Even though accurate and efficient human action recognition remains challenging in computer vision and machine learning, with the advent of deep learning and high computation powers, deep learning and artificial intelligence techniques are applied for feature extraction and classification of simple and complex human action recognition.

In diverse human action recognition applications, deep learning technology provides highly accurate outcomes with larger activity datasets. Some recent works in human action recognition focus on action classification, human–object interaction recognition, and action detection methods.

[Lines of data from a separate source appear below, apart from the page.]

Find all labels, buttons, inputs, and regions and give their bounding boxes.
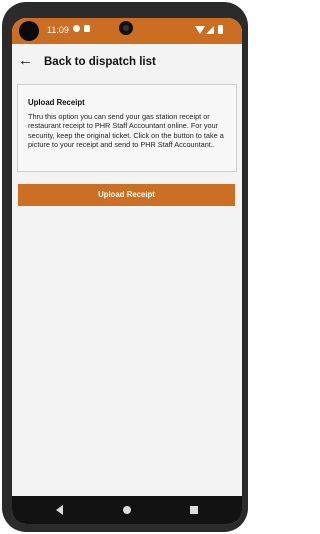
upload-receipt-button[interactable]: Upload Receipt	[18, 184, 235, 206]
nav-recents-icon[interactable]	[190, 506, 198, 514]
front-camera-hole	[19, 21, 39, 41]
card-description: Thru this option you can send your gas s…	[28, 112, 224, 149]
status-time: 11:09	[47, 25, 69, 35]
page-title[interactable]: Back to dispatch list	[44, 56, 156, 68]
system-nav-bar	[12, 496, 242, 524]
sd-card-icon	[84, 25, 90, 32]
signal-icon	[206, 26, 214, 34]
status-bar: 11:09	[12, 18, 242, 44]
wifi-icon	[195, 26, 205, 34]
card-title: Upload Receipt	[28, 98, 85, 107]
camera-icon	[119, 21, 133, 35]
app-bar: ← Back to dispatch list	[12, 44, 242, 80]
nav-back-icon[interactable]	[56, 505, 63, 515]
phone-frame: 11:09 ← Back to dispatch list Upload Rec…	[2, 2, 248, 532]
battery-icon	[218, 25, 223, 34]
nav-home-icon[interactable]	[123, 506, 131, 514]
back-arrow-icon[interactable]: ←	[18, 53, 33, 69]
notification-icon	[73, 25, 80, 32]
screen: 11:09 ← Back to dispatch list Upload Rec…	[12, 18, 242, 524]
upload-receipt-card: Upload Receipt Thru this option you can …	[17, 84, 237, 172]
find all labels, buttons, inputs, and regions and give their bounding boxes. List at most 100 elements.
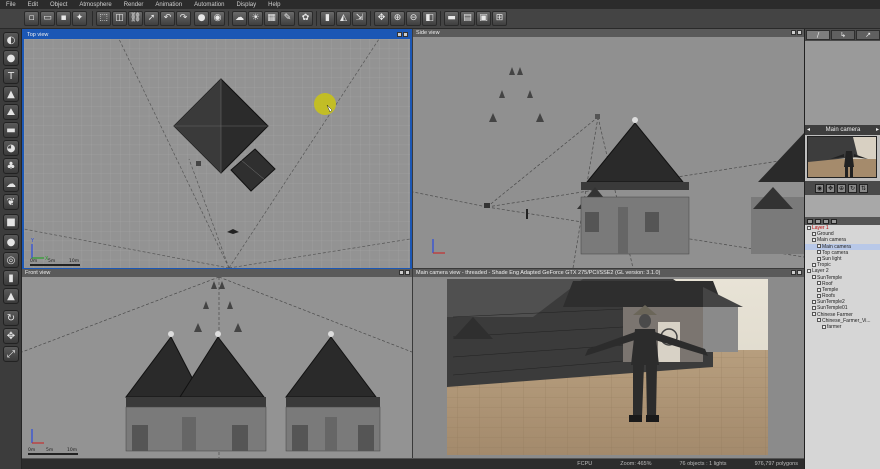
cloud-icon[interactable]: ☁ [3, 176, 19, 192]
camera-orbit-icon[interactable]: ◉ [815, 183, 824, 193]
fit-icon[interactable]: ◧ [422, 11, 437, 26]
water-icon[interactable]: ▬ [3, 122, 19, 138]
menu-file[interactable]: File [6, 2, 16, 8]
menu-animation[interactable]: Animation [155, 2, 182, 8]
pyramid-icon[interactable]: ▲ [3, 288, 19, 304]
menu-render[interactable]: Render [124, 2, 144, 8]
open-icon[interactable]: ▭ [40, 11, 55, 26]
camera-selector[interactable]: ◂ Main camera ▸ [805, 125, 880, 135]
prev-camera-icon[interactable]: ◂ [807, 125, 810, 135]
select-icon[interactable]: ⬚ [96, 11, 111, 26]
torus-icon[interactable]: ◎ [3, 252, 19, 268]
maximize-icon[interactable] [397, 32, 402, 37]
side-view-viewport[interactable]: Side view [413, 29, 804, 268]
undo-icon[interactable]: ↶ [160, 11, 175, 26]
sphere-small-icon[interactable]: ● [3, 234, 19, 250]
camera-pan-icon[interactable]: ✥ [826, 183, 835, 193]
menu-atmosphere[interactable]: Atmosphere [79, 2, 111, 8]
status-fps: FCPU [577, 461, 593, 467]
camera-icon[interactable] [595, 114, 600, 119]
pan-icon[interactable]: ✥ [374, 11, 389, 26]
tree-node-icon [817, 287, 821, 292]
tab-draw[interactable]: / [806, 30, 830, 40]
zoom-in-icon[interactable]: ⊕ [390, 11, 405, 26]
cylinder-icon[interactable]: ▮ [3, 270, 19, 286]
maximize-icon[interactable] [399, 270, 404, 275]
tree-filter-icon[interactable] [823, 218, 829, 224]
leaf-icon[interactable]: ❦ [3, 194, 19, 210]
sun-icon[interactable]: ☀ [248, 11, 263, 26]
maximize-icon[interactable] [791, 30, 796, 35]
tree-item[interactable]: farmer [805, 324, 880, 330]
save-icon[interactable]: ▪ [56, 11, 71, 26]
camera-icon[interactable] [484, 203, 490, 208]
tree-layer-icon[interactable] [831, 218, 837, 224]
text-icon[interactable]: T [3, 68, 19, 84]
menu-display[interactable]: Display [236, 2, 256, 8]
maximize-icon[interactable] [791, 270, 796, 275]
render-icon[interactable]: ● [194, 11, 209, 26]
import-icon[interactable]: ✦ [72, 11, 87, 26]
rotate-icon[interactable]: ↻ [3, 310, 19, 326]
terrain-icon[interactable]: ▲ [3, 86, 19, 102]
close-icon[interactable] [797, 30, 802, 35]
wand-icon[interactable]: ✎ [280, 11, 295, 26]
palette-icon[interactable]: ✿ [298, 11, 313, 26]
close-icon[interactable] [403, 32, 408, 37]
toolbar-divider [228, 11, 229, 26]
zoom-out-icon[interactable]: ⊖ [406, 11, 421, 26]
scale-icon[interactable]: ⇲ [352, 11, 367, 26]
tree-node-icon [817, 293, 821, 298]
close-icon[interactable] [405, 270, 410, 275]
link-icon[interactable]: ⛓ [128, 11, 143, 26]
menu-edit[interactable]: Edit [28, 2, 38, 8]
cube-icon[interactable]: ■ [3, 214, 19, 230]
layout-4-icon[interactable]: ⊞ [492, 11, 507, 26]
terrain-icon[interactable]: ◭ [336, 11, 351, 26]
cloud-icon[interactable]: ☁ [232, 11, 247, 26]
camera-thumbnail[interactable] [807, 136, 877, 178]
small-pyramids [489, 67, 544, 122]
main-camera-viewport[interactable]: Main camera view - threaded - Shade Eng … [413, 269, 804, 458]
status-bar: FCPU Zoom: 465% 76 objects : 1 lights 97… [22, 458, 804, 469]
tree-toolbar [805, 217, 880, 225]
top-view-canvas: Y X 0m 5m 10m [24, 39, 410, 268]
camera-roll-icon[interactable]: ↻ [848, 183, 857, 193]
arrow-icon[interactable]: ➚ [144, 11, 159, 26]
scale-icon[interactable]: ⤢ [3, 346, 19, 362]
group-icon[interactable]: ◫ [112, 11, 127, 26]
viewport-title: Main camera view - threaded - Shade Eng … [413, 269, 804, 277]
mountain-icon[interactable]: ⛰ [3, 104, 19, 120]
plant-icon[interactable]: ♣ [3, 158, 19, 174]
next-camera-icon[interactable]: ▸ [876, 125, 879, 135]
camera-zoom-icon[interactable]: ⊕ [837, 183, 846, 193]
menu-help[interactable]: Help [268, 2, 280, 8]
tab-link[interactable]: ↳ [831, 30, 855, 40]
layout-2-icon[interactable]: ▤ [460, 11, 475, 26]
top-view-viewport[interactable]: Top view Y X 0m 5m 10m [22, 29, 412, 270]
camera-icon[interactable] [196, 161, 201, 166]
redo-icon[interactable]: ↷ [176, 11, 191, 26]
rock-icon[interactable]: ◕ [3, 140, 19, 156]
move-icon[interactable]: ✥ [3, 328, 19, 344]
tree-item-label: Roofs [822, 293, 836, 300]
layout-1-icon[interactable]: ▬ [444, 11, 459, 26]
tree-item-label: Chinese_Farmer_Vi... [822, 317, 871, 324]
tree-item-label: Chinese Farmer [817, 311, 853, 318]
chart-icon[interactable]: ▮ [320, 11, 335, 26]
tree-expand-icon[interactable] [807, 218, 813, 224]
material-icon[interactable]: ▦ [264, 11, 279, 26]
menu-object[interactable]: Object [50, 2, 67, 8]
sun-light-icon[interactable] [314, 93, 336, 115]
tree-collapse-icon[interactable] [815, 218, 821, 224]
close-icon[interactable] [797, 270, 802, 275]
tab-transform[interactable]: ↗ [856, 30, 880, 40]
layout-3-icon[interactable]: ▣ [476, 11, 491, 26]
front-view-viewport[interactable]: Front view 0m 5m 10m [22, 269, 412, 458]
globe-icon[interactable]: ◐ [3, 32, 19, 48]
camera-move-icon[interactable]: ⇅ [859, 183, 868, 193]
render-area-icon[interactable]: ◉ [210, 11, 225, 26]
menu-automation[interactable]: Automation [194, 2, 224, 8]
sphere-icon[interactable]: ● [3, 50, 19, 66]
new-icon[interactable]: ▫ [24, 11, 39, 26]
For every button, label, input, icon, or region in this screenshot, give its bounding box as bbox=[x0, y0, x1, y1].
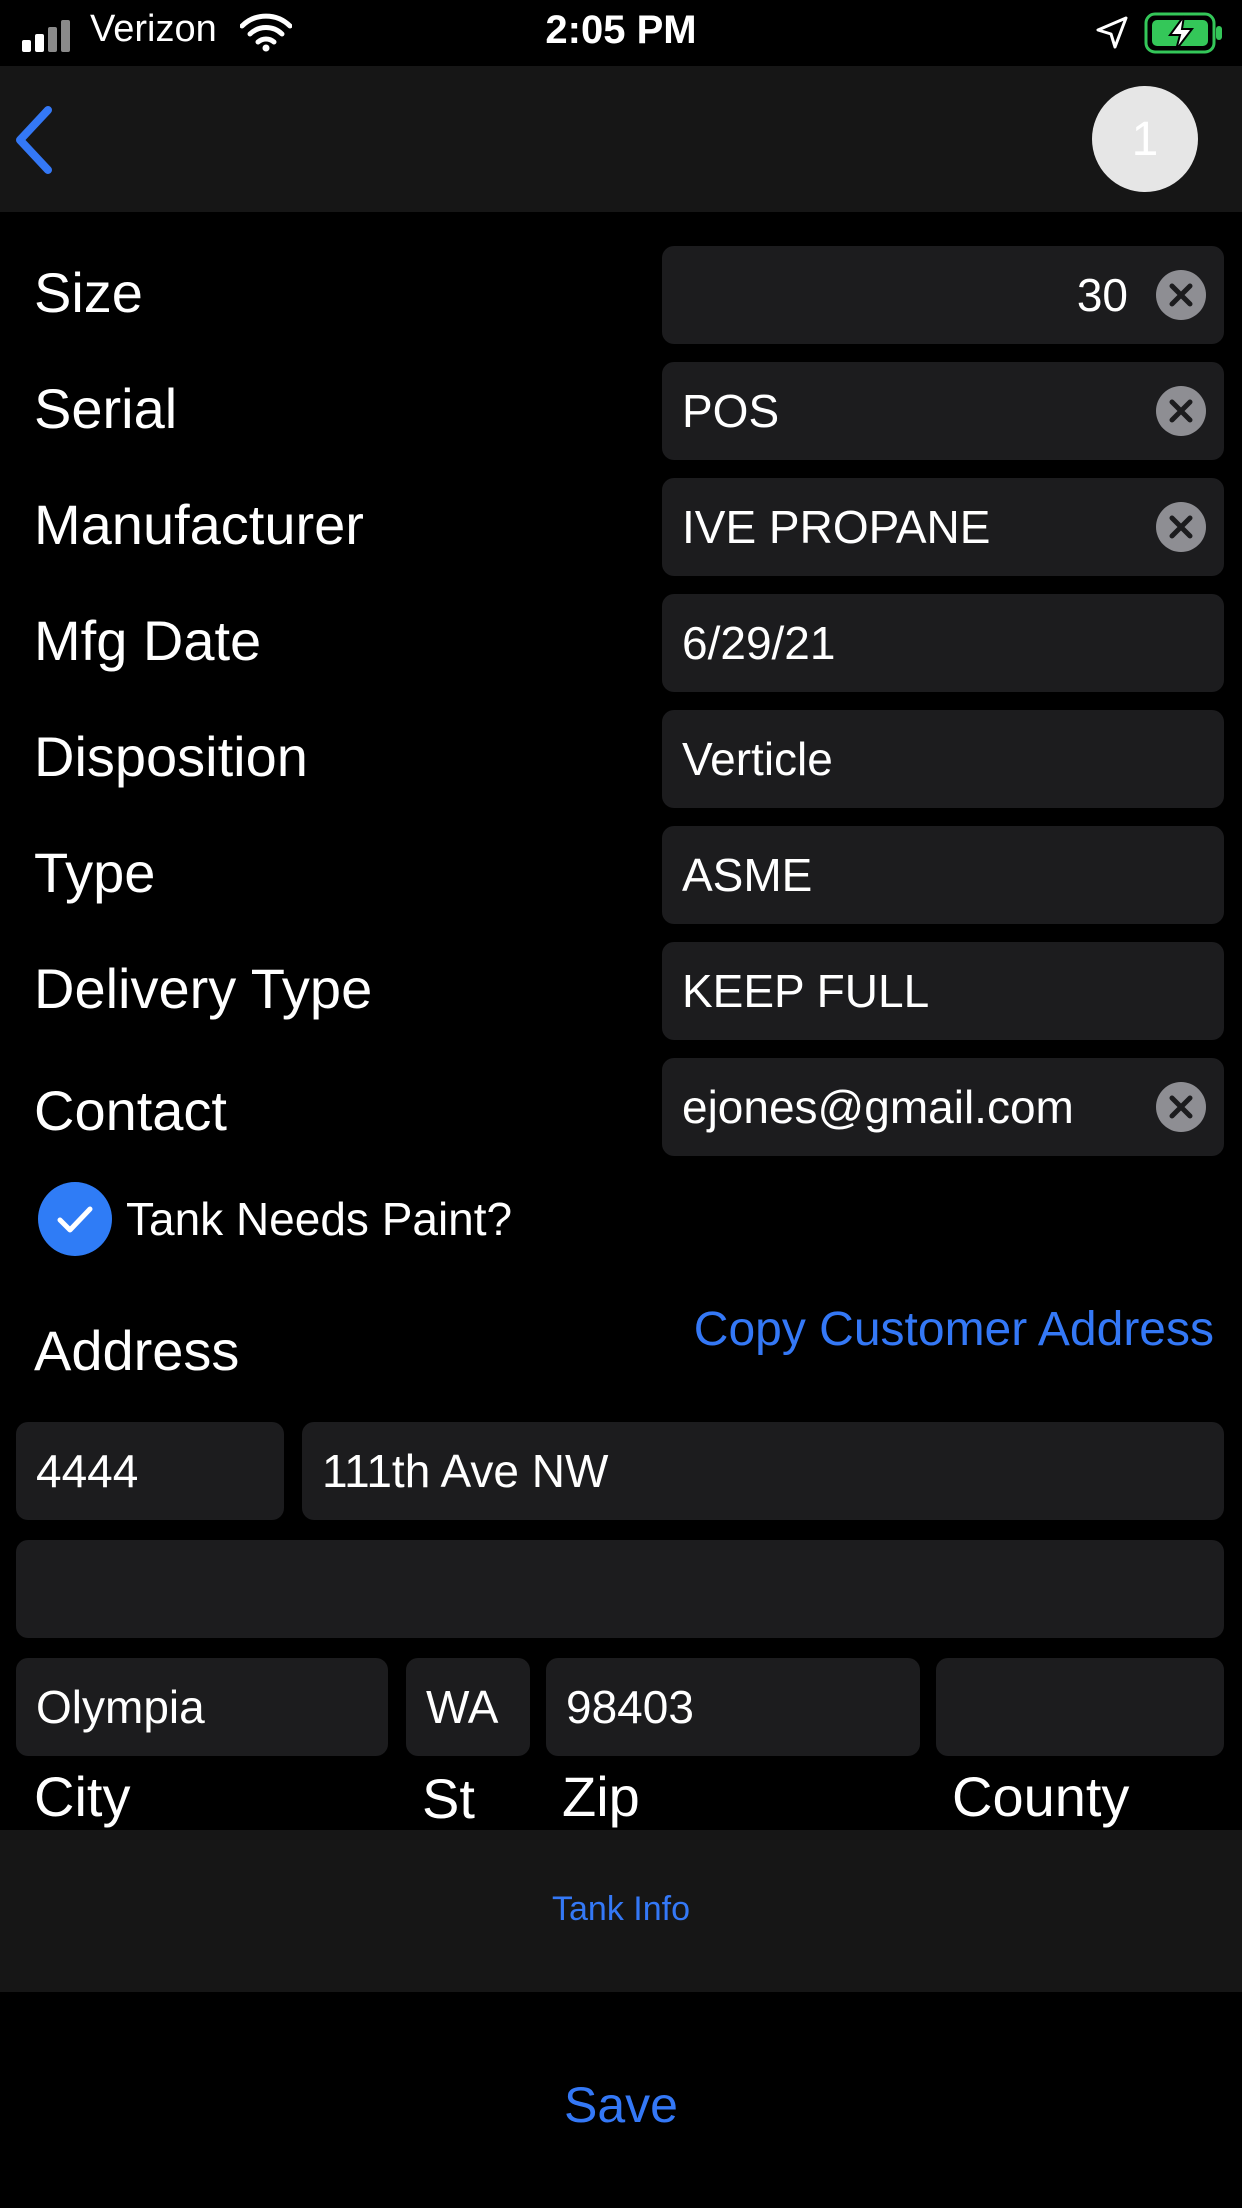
badge-count: 1 bbox=[1131, 112, 1159, 166]
tab-tank-info[interactable]: Tank Info bbox=[0, 1890, 1242, 1929]
contact-value: ejones@gmail.com bbox=[682, 1081, 1074, 1133]
zip-label: Zip bbox=[562, 1765, 640, 1828]
size-label: Size bbox=[34, 261, 143, 324]
size-field[interactable]: 30 bbox=[662, 246, 1224, 344]
clear-icon[interactable] bbox=[1156, 386, 1206, 436]
navigation-bar bbox=[0, 66, 1242, 212]
county-field[interactable] bbox=[936, 1658, 1224, 1756]
status-bar: Verizon 2:05 PM bbox=[0, 0, 1242, 66]
manufacturer-field[interactable]: IVE PROPANE bbox=[662, 478, 1224, 576]
delivery-type-value: KEEP FULL bbox=[682, 965, 930, 1017]
delivery-type-field[interactable]: KEEP FULL bbox=[662, 942, 1224, 1040]
mfg-date-field[interactable]: 6/29/21 bbox=[662, 594, 1224, 692]
street-number-value: 4444 bbox=[36, 1445, 139, 1497]
save-button[interactable]: Save bbox=[0, 2076, 1242, 2134]
street-number-field[interactable]: 4444 bbox=[16, 1422, 284, 1520]
manufacturer-label: Manufacturer bbox=[34, 493, 364, 556]
zip-value: 98403 bbox=[566, 1681, 694, 1733]
contact-label: Contact bbox=[34, 1079, 227, 1142]
state-value: WA bbox=[426, 1681, 499, 1733]
clear-icon[interactable] bbox=[1156, 1082, 1206, 1132]
copy-customer-address-link[interactable]: Copy Customer Address bbox=[694, 1302, 1214, 1357]
location-arrow-icon bbox=[1096, 16, 1128, 49]
clear-icon[interactable] bbox=[1156, 270, 1206, 320]
battery-charging-icon bbox=[1144, 12, 1222, 54]
notification-badge[interactable]: 1 bbox=[1092, 86, 1198, 192]
size-value: 30 bbox=[1076, 269, 1128, 321]
city-field[interactable]: Olympia bbox=[16, 1658, 388, 1756]
address-heading: Address bbox=[34, 1319, 240, 1382]
state-label: St bbox=[422, 1767, 475, 1830]
city-value: Olympia bbox=[36, 1681, 205, 1733]
disposition-label: Disposition bbox=[34, 725, 308, 788]
type-value: ASME bbox=[682, 849, 813, 901]
address-line2-field[interactable] bbox=[16, 1540, 1224, 1638]
contact-field[interactable]: ejones@gmail.com bbox=[662, 1058, 1224, 1156]
serial-label: Serial bbox=[34, 377, 178, 440]
zip-field[interactable]: 98403 bbox=[546, 1658, 920, 1756]
tank-needs-paint-checkbox[interactable] bbox=[38, 1182, 112, 1256]
tank-needs-paint-label: Tank Needs Paint? bbox=[126, 1193, 513, 1245]
state-field[interactable]: WA bbox=[406, 1658, 530, 1756]
mfg-date-label: Mfg Date bbox=[34, 609, 262, 672]
checkmark-icon bbox=[57, 1206, 93, 1233]
serial-value: POS bbox=[682, 385, 780, 437]
street-name-field[interactable]: 111th Ave NW bbox=[302, 1422, 1224, 1520]
type-field[interactable]: ASME bbox=[662, 826, 1224, 924]
status-time: 2:05 PM bbox=[545, 8, 697, 52]
mfg-date-value: 6/29/21 bbox=[682, 617, 836, 669]
disposition-field[interactable]: Verticle bbox=[662, 710, 1224, 808]
manufacturer-value: IVE PROPANE bbox=[682, 501, 991, 553]
clear-icon[interactable] bbox=[1156, 502, 1206, 552]
serial-field[interactable]: POS bbox=[662, 362, 1224, 460]
city-label: City bbox=[34, 1765, 131, 1828]
street-name-value: 111th Ave NW bbox=[322, 1445, 609, 1497]
delivery-type-label: Delivery Type bbox=[34, 957, 373, 1020]
type-label: Type bbox=[34, 841, 156, 904]
county-label: County bbox=[952, 1765, 1130, 1828]
back-chevron-icon[interactable] bbox=[12, 104, 56, 176]
disposition-value: Verticle bbox=[682, 733, 833, 785]
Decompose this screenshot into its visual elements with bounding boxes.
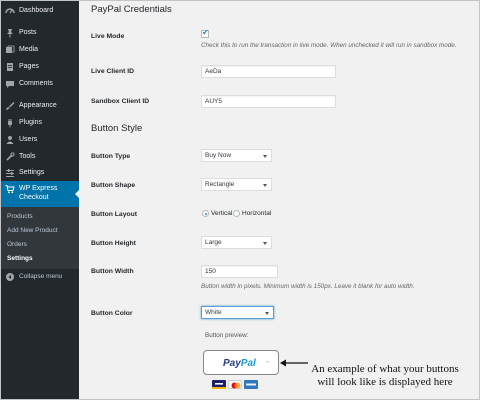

Human action recognition works on various research topics in computer vision, including human detection in video, human pose estimation, human tracking, and the interpretation and understanding of time series data. Here, the deep learning architectures applied to human action recognition are highlighted;

•  Spatio-temporal networks: Convolution neural networks, 3D convolutional networks, recurrent neural networks, long short-term memory, long-term recurrent convolutional network, CNN-LSTM, and various fusion techniques are employed to perform Spatio-temporal operations in human action recognition.

•  Multiple stream networks: Deep convolutional neural networks are applied for multiple stream networks enabled human action recognition systems with multi-task learning concepts.

•  Deep generative networks: Deep generative architectures applied for human activity recognition are dyencoder to synthesize dynamic textures, LSTM auto-encoder, and adversarial models.

•  Temporal coherency networks: Recurrent convolutional networks, Siamese networks, and Siamese triple networks are temporal coherency networks utilized in human action recognition.